The Pakistani city of Peshawar is reeling after one of the country’s most devastating militant attacks in years, in which 101 people died and 225 were injured after a suicide bomber hit a mosque in the city’s main police compound.
Analysts say Monday’s carnage, with most of the victims being police, is the legacy of decades of flawed policies by Pakistan and the United States.
In the 1980s, the city became the centre of the US and Pakistani scheme to back the mujahedeen fighting the Soviet invasion of Afghanistan – creating a legacy of radicalism and violence that continues until today.
Abdullah Khan, a senior security analyst, said: “What you sow, so shall you reap.”
He said Peshawar – once known as the “city of flowers” – was a peaceful place until the early 1980s when Pakistan’s then-dictator Ziaul Haq decided to become part of Washington’s cold war with Moscow, joining the fight against the 1979 Soviet invasion of Afghanistan.
Peshawar – less than 20 miles from the Afghan border – became the centre where the American CIA and Pakistani military helped train, arm and fund the Afghan mujahedeen fighting the Soviets.
The city was flooded by weapons and fighters, many of them hard-line Islamic militants, as well as with hundreds of thousands of Afghan refugees.
Arab militants were also drawn there by the fight against the Soviets, including the scion of a wealthy Saudi family, Osama bin Laden. It was in Peshawar that bin Laden founded al-Qaida in the late 1980s, joining forces with veteran Egyptian militant Ayman al-Zawahri.
The Soviets finally withdrew in defeat from Afghanistan in 1989. But the legacy of militancy and armed resistance that the US and Pakistan fuelled against them remained.
Mahmood Shah, a former Pakistani army brigadier and a senior security analyst, said: “After the Russian withdrawal from Afghanistan in 1980s, Americans abandoned mujahedeen, Americans even abandoned us, and since then, we are paying a price for it.”
The mujahedeen plunged Afghanistan into civil war in a bloody fight for power.

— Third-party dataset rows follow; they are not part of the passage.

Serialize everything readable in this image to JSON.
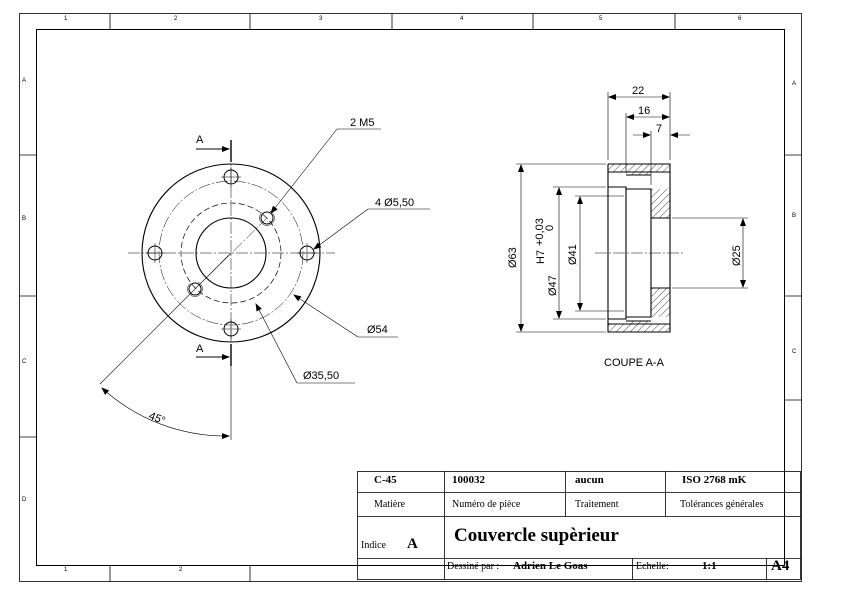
{
  "frame": {
    "top_columns": [
      "1",
      "2",
      "3",
      "4",
      "5",
      "6"
    ],
    "bottom_columns": [
      "1",
      "2"
    ],
    "left_rows": [
      "A",
      "B",
      "C",
      "D"
    ],
    "right_rows": [
      "A",
      "B",
      "C"
    ]
  },
  "front_view": {
    "section_letter_top": "A",
    "section_letter_bottom": "A",
    "callouts": {
      "thread_holes": "2 M5",
      "clearance_holes": "4 Ø5,50",
      "outer_diameter": "Ø54",
      "bolt_circle": "Ø35,50",
      "angle": "45°"
    }
  },
  "section_view": {
    "caption": "COUPE A-A",
    "dims": {
      "width_22": "22",
      "width_16": "16",
      "width_7": "7",
      "dia_63": "Ø63",
      "fit_h7": "H7",
      "tol_upper": "+0,03",
      "tol_lower": "0",
      "dia_47": "Ø47",
      "dia_41": "Ø41",
      "dia_25": "Ø25"
    }
  },
  "title_block": {
    "material_value": "C-45",
    "part_number_value": "100032",
    "treatment_value": "aucun",
    "tolerance_value": "ISO 2768 mK",
    "material_label": "Matière",
    "part_number_label": "Numéro de pièce",
    "treatment_label": "Traitement",
    "tolerance_label": "Tolérances générales",
    "index_label": "Indice",
    "index_value": "A",
    "title": "Couvercle supèrieur",
    "drawn_by_label": "Dessiné par :",
    "drawn_by_value": "Adrien Le Goas",
    "scale_label": "Echelle:",
    "scale_value": "1:1",
    "format": "A4"
  }
}
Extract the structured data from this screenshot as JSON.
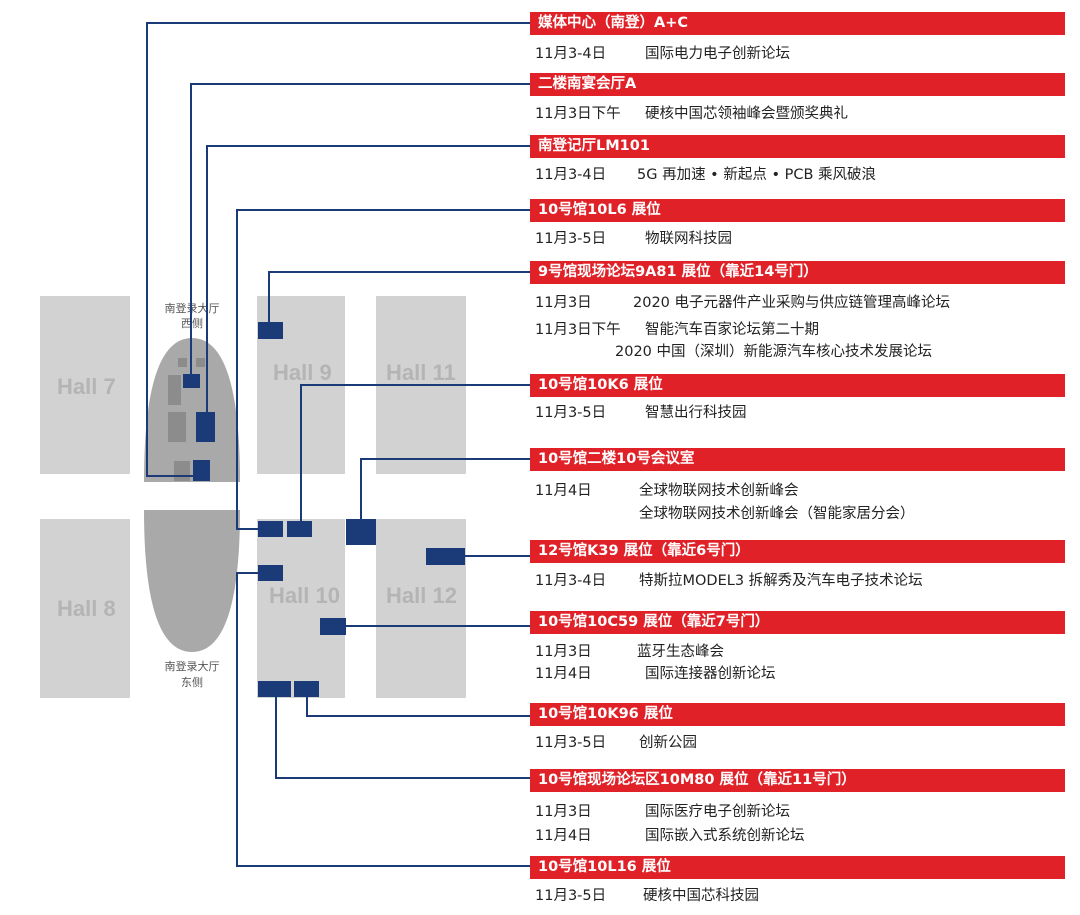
{
  "colors": {
    "accent": "#e02128",
    "connector": "#1b3a78",
    "hall": "#d2d2d2",
    "lobby": "#a8a8a8"
  },
  "halls": {
    "h7": "Hall 7",
    "h8": "Hall 8",
    "h9": "Hall 9",
    "h10": "Hall 10",
    "h11": "Hall 11",
    "h12": "Hall 12"
  },
  "lobby": {
    "west_1": "南登录大厅",
    "west_2": "西侧",
    "east_1": "南登录大厅",
    "east_2": "东侧"
  },
  "venues": [
    {
      "title": "媒体中心（南登）A+C",
      "events": [
        {
          "date": "11月3-4日",
          "name": "国际电力电子创新论坛"
        }
      ]
    },
    {
      "title": "二楼南宴会厅A",
      "events": [
        {
          "date": "11月3日下午",
          "name": "硬核中国芯领袖峰会暨颁奖典礼"
        }
      ]
    },
    {
      "title": "南登记厅LM101",
      "events": [
        {
          "date": "11月3-4日",
          "name": "5G 再加速 • 新起点 • PCB 乘风破浪"
        }
      ]
    },
    {
      "title": "10号馆10L6 展位",
      "events": [
        {
          "date": "11月3-5日",
          "name": "物联网科技园"
        }
      ]
    },
    {
      "title": "9号馆现场论坛9A81 展位（靠近14号门）",
      "events": [
        {
          "date": "11月3日",
          "name": "2020 电子元器件产业采购与供应链管理高峰论坛"
        },
        {
          "date": "11月3日下午",
          "name": "智能汽车百家论坛第二十期"
        },
        {
          "date": "",
          "name": "2020 中国（深圳）新能源汽车核心技术发展论坛"
        }
      ]
    },
    {
      "title": "10号馆10K6 展位",
      "events": [
        {
          "date": "11月3-5日",
          "name": "智慧出行科技园"
        }
      ]
    },
    {
      "title": "10号馆二楼10号会议室",
      "events": [
        {
          "date": "11月4日",
          "name": "全球物联网技术创新峰会"
        },
        {
          "date": "",
          "name": "全球物联网技术创新峰会（智能家居分会）"
        }
      ]
    },
    {
      "title": "12号馆K39 展位（靠近6号门）",
      "events": [
        {
          "date": "11月3-4日",
          "name": "特斯拉MODEL3 拆解秀及汽车电子技术论坛"
        }
      ]
    },
    {
      "title": "10号馆10C59 展位（靠近7号门）",
      "events": [
        {
          "date": "11月3日",
          "name": "蓝牙生态峰会"
        },
        {
          "date": "11月4日",
          "name": "国际连接器创新论坛"
        }
      ]
    },
    {
      "title": "10号馆10K96 展位",
      "events": [
        {
          "date": "11月3-5日",
          "name": "创新公园"
        }
      ]
    },
    {
      "title": "10号馆现场论坛区10M80 展位（靠近11号门）",
      "events": [
        {
          "date": "11月3日",
          "name": "国际医疗电子创新论坛"
        },
        {
          "date": "11月4日",
          "name": "国际嵌入式系统创新论坛"
        }
      ]
    },
    {
      "title": "10号馆10L16 展位",
      "events": [
        {
          "date": "11月3-5日",
          "name": "硬核中国芯科技园"
        }
      ]
    }
  ]
}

Meanwhile, in Peshawar and another Pakistani city, Quetta, the Afghan Taliban began to organise, with backing from the Pakistani government.
Eventually, the Taliban took power in Afghanistan in the late 1990s, ruling until they were ousted by the 2001 American-led invasion following al-Qaida’s 9/11 attacks in the US.
During the near 20-year US war against the Taliban insurgency in Afghanistan, militant groups blossomed in the tribal regions of Pakistan along the border and around Peshawar. Like the Taliban, they found root among the ethnic Pashtuns who make up a majority in the region and in the city of two million people.
Some groups were encouraged by the Pakistani intelligence agencies. But others turned their guns against the government, angered by heavy security crackdowns and by frequent US air strikes in the border region targeting al-Qaida and other militants.
Chief among the anti-government groups was the Pakistani Taliban, or Tahreek-e Taliban-Pakistani (TTP).
In the late 2000s and early 2010s, it waged a brutal campaign of violence around the country. Peshawar was scene of one of the bloodiest TTP attacks in 2014, on an army-run public school that killed nearly 150 people, most of them schoolboys.
Peshawar’s location has for centuries made it a key juncture between Central Asia and the Indian subcontinent. One of the oldest cities in Asia, it stands at the entrance to the Khyber Pass, the main route between the two regions.
That was a source of its prosperity in trade and put it on the path of armies going both directions, from Moghul emperors to British imperialists.
A heavy military offensive largely put down the TTP for several years and the government and the militants eventually reached an uneasy truce. Peshawar came under heavy security control, with checkpoints dotting the main roads, and a heavy presence of police and paramilitary troops.
TTP attacks, however, have grown once more since the Afghan Taliban returned to power in Kabul in August 2021 amid the US and Nato withdrawal from that country.
The Pakistani Taliban are distinct from but allied to the Afghan group, and Pakistani officials regularly accuse the Afghan Taliban of giving the TTP free rein to operate from Afghan territory.
On Wednesday, several police officers joined a peace march organised by the members of civil society groups in Peshawar, denouncing militant attacks and demanding peace in the country. Police said they have made some arrests in connection with Monday’s mosque bombing, but released few details.
Ahead of Monday’s suicide bombing, Peshawar had seen increasing small-scale attacks targeting police. In another spillover from Afghanistan’s conflict, the regional affiliate of the Islamic State group attacked Peshawar’s main Shia mosque in March 2022, killing more than 60 people.
Mr Shah, the former officer, warned that more TTP attacks could follow and said that Pakistan needs to engage the Afghan Taliban and pressure them to either evict the TTP or ensure it does not launch attacks from Afghan territory.
“If we are to have peace in Pakistan, we should talk to TTP from the position of strength with help from the Afghan Taliban,” he said. “This is the best and viable solution to avoid more violence.”